Thirdly, the book contains lots of focus on actively equipping and engaging the people of God more. It does not throw away the old completely, though it points out that old models of a superman minister cannot be sustained. It concentrates on the biblical model of a humble minister, serving out of love and building a relationship of people helping people. The church is about people ministering to people. It is about a many-to-many ministry, not a top-down or a one-to-many ministry. It is about everyone serving one another in the name of Jesus.

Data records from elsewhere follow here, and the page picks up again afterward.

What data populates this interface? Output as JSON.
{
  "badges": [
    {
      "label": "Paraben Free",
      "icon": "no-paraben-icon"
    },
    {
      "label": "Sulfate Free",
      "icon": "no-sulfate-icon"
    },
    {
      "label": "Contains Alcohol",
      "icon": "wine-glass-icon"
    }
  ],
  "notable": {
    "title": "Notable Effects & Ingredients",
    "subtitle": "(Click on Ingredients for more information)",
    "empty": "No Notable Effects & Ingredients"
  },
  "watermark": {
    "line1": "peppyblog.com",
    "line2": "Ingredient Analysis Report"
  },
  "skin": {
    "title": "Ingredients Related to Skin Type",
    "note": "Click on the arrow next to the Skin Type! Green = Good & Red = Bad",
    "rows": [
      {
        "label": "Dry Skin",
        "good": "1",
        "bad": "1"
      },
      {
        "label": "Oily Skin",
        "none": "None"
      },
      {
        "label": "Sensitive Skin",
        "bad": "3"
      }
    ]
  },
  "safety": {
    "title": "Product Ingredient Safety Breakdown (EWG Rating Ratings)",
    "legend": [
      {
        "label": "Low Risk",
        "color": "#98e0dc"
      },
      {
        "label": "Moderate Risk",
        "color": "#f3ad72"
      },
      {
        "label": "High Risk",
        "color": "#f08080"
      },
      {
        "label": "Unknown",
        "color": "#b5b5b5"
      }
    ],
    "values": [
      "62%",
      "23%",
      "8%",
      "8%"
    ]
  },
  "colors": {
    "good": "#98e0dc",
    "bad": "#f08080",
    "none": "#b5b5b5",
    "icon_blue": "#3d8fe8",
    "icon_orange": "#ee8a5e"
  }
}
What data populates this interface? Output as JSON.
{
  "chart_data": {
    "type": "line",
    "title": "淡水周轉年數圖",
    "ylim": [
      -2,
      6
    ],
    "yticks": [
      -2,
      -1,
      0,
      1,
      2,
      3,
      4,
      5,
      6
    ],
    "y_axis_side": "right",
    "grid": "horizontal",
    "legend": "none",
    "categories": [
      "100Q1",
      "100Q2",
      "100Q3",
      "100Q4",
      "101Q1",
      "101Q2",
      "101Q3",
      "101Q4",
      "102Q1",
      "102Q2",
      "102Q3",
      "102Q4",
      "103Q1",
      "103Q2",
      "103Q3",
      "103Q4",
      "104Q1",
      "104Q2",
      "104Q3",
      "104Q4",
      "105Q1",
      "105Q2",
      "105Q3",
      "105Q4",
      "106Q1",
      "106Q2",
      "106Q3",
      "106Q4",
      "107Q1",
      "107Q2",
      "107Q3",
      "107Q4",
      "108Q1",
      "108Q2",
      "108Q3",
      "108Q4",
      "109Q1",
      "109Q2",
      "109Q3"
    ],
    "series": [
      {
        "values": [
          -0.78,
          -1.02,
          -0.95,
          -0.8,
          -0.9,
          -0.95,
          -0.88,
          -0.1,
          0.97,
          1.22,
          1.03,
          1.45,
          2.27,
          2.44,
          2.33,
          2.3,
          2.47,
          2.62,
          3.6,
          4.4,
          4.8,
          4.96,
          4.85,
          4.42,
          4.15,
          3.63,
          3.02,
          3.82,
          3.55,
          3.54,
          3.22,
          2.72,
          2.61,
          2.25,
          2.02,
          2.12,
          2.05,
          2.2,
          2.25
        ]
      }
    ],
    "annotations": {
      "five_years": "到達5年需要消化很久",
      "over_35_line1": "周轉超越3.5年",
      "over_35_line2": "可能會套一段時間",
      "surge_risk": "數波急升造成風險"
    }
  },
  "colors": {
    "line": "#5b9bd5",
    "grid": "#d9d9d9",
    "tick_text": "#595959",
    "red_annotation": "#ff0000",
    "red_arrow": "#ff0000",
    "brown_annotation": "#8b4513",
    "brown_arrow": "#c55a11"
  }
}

The examples help readers know that the ideas have been tested and tried. That is not all. The authors close each chapter with a summary of the key points so that readers can be refreshed and are able to use the summary as a reference index in future. Those who have read the whole book, and have been impressed by it, will appreciate this summary to enable them to get back in quickly. Each chapter includes a "Ask Dr Coleman" section, which is an interview with the famous master-teacher of evangelism and discipleship. In fact, these interviews are alone worth the price of the book. I savour every page of this book and appreciate the candour of the authors and the real-life implementation strategies. With this book, Churches will certainly be equipped with a powerful tool to aid their design and strategy of a discipleship culture for their churches. If your church does not have a discipleship strategy right now, or are in need of a refresher, or a re-start, why not begin with this book? For all we know, what we need is not simply a new idea about discipleship. What we need is to re-ignite a passion for discipleship, a purpose in discipleship, and a growing desire to make disciples on all people, nations, and beyond, beginning with ourselves. The following sums up very well what discipleship is about.
  • Demonstration: I do. You watch. We talk.
  • Assistance: I do. You help. We talk.
  • Delegation: You do. I help. We talk.
  • Observation: You do. I watch. We talk.
  • Spreading: You do. Another watches. We talk.

One more thing. If you want to have a good night's sleep, do not read this book before bedtime. It can make you jump up and want to start putting it into practice. This is one of the best books on practical discipleship I have read.

Rating: 5 stars of 5.


This book is provided to me free by Zondervan and NetGalley without any obligation for a positive review. All opinions offered above are mine unless otherwise stated or implied.